The reason why all of this has occurred to me has been the reaction today to Frank Ocean’s blog about his ‘first love’. It should be noted that Ocean doesn’t actually ‘come out’ in this blog – if saying that your first love was male makes you gay/bisexual, then a hefty % of gay men must be straight/bisexual as many dated women and enjoyed it before coming out.  Indeed, this rush to push Ocean into a box, whether ‘gay’ or ‘bisexual’, is part of the problem. It’s putting words in his mouth, making him into something which he doesn’t necessarily wish to be – not only in terms of his sexuality but in terms of being a ‘brave’ man. Maybe he just wanted to let us know about a lovely time in his life which has inspired his new album. Nothing more, nothing less.
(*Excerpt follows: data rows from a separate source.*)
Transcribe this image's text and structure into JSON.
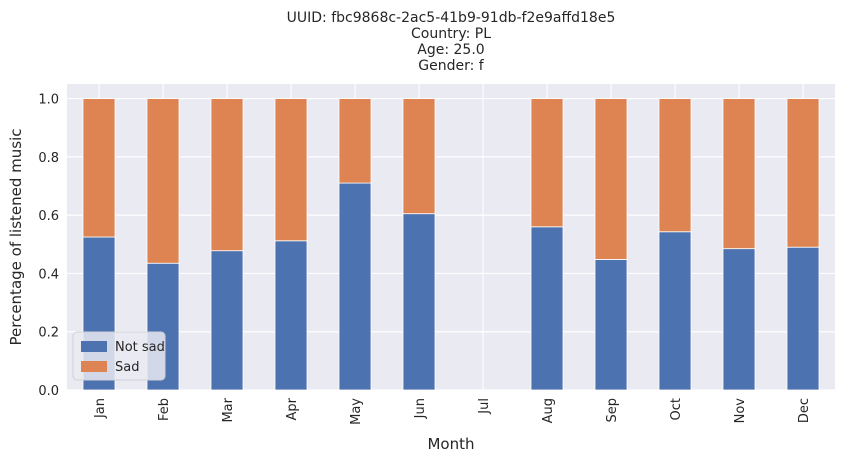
{
  "chart_data": {
    "type": "bar",
    "stacked": true,
    "title_lines": [
      "UUID: fbc9868c-2ac5-41b9-91db-f2e9affd18e5",
      "Country: PL",
      "Age: 25.0",
      "Gender: f"
    ],
    "xlabel": "Month",
    "ylabel": "Percentage of listened music",
    "ylim": [
      0,
      1.05
    ],
    "yticks": [
      "0.0",
      "0.2",
      "0.4",
      "0.6",
      "0.8",
      "1.0"
    ],
    "categories": [
      "Jan",
      "Feb",
      "Mar",
      "Apr",
      "May",
      "Jun",
      "Jul",
      "Aug",
      "Sep",
      "Oct",
      "Nov",
      "Dec"
    ],
    "series": [
      {
        "name": "Not sad",
        "color": "#4c72b0",
        "values": [
          0.525,
          0.435,
          0.478,
          0.512,
          0.71,
          0.605,
          null,
          0.56,
          0.448,
          0.543,
          0.485,
          0.49
        ]
      },
      {
        "name": "Sad",
        "color": "#dd8452",
        "values": [
          0.475,
          0.565,
          0.522,
          0.488,
          0.29,
          0.395,
          null,
          0.44,
          0.552,
          0.457,
          0.515,
          0.51
        ]
      }
    ],
    "grid": true,
    "legend_position": "bottom-left",
    "plot_background": "#eaeaf2"
  }
}
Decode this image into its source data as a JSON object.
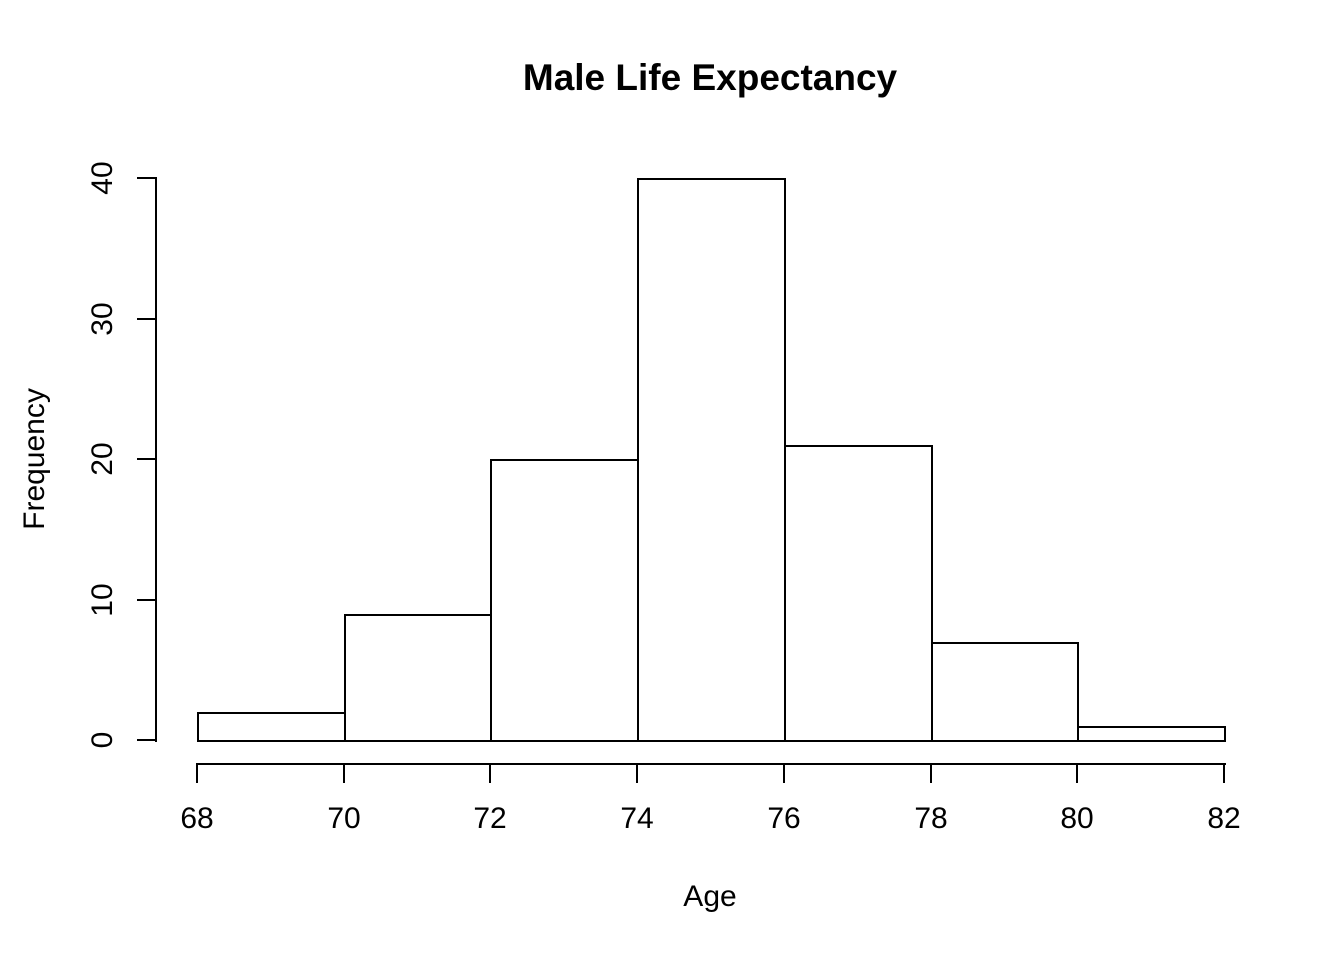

The rush to congratulate him, however well-intentioned, is enormously patronising and makes as much an issue of his sexuality as any homophobe would. Indeed, I did a twitter search for reactions to his blog and the vast, vast majority were supportive. Nonetheless, many of these were supportive while noting that he was ‘brave’ and would face problems from the hip-hop world. I didn’t see any that noted any actual negative response – instead it was an imaginary future persecution which has the added bonus of making the supporter seem extra-liberal. I previously noted the same reaction to the film ‘Weekend’, where I saw countless reviewers/viewers noting that it would make homophobes uncomfortable without ever taking a second to notice that homophobes were never going to watch ‘Weekend’ in the first place. Of course we can and should acknowledge context and recognise that homophobia is a real thing. We should not, however, begin from an automatic assumption of homophobia. If we want a world where being gay, straight, bisexual or whatever is truly no big deal then we should all act like it – and that means smiling at Frank Ocean’s nice story and letting him be whatever he wants to be without instantly trying to bend it to our own ends.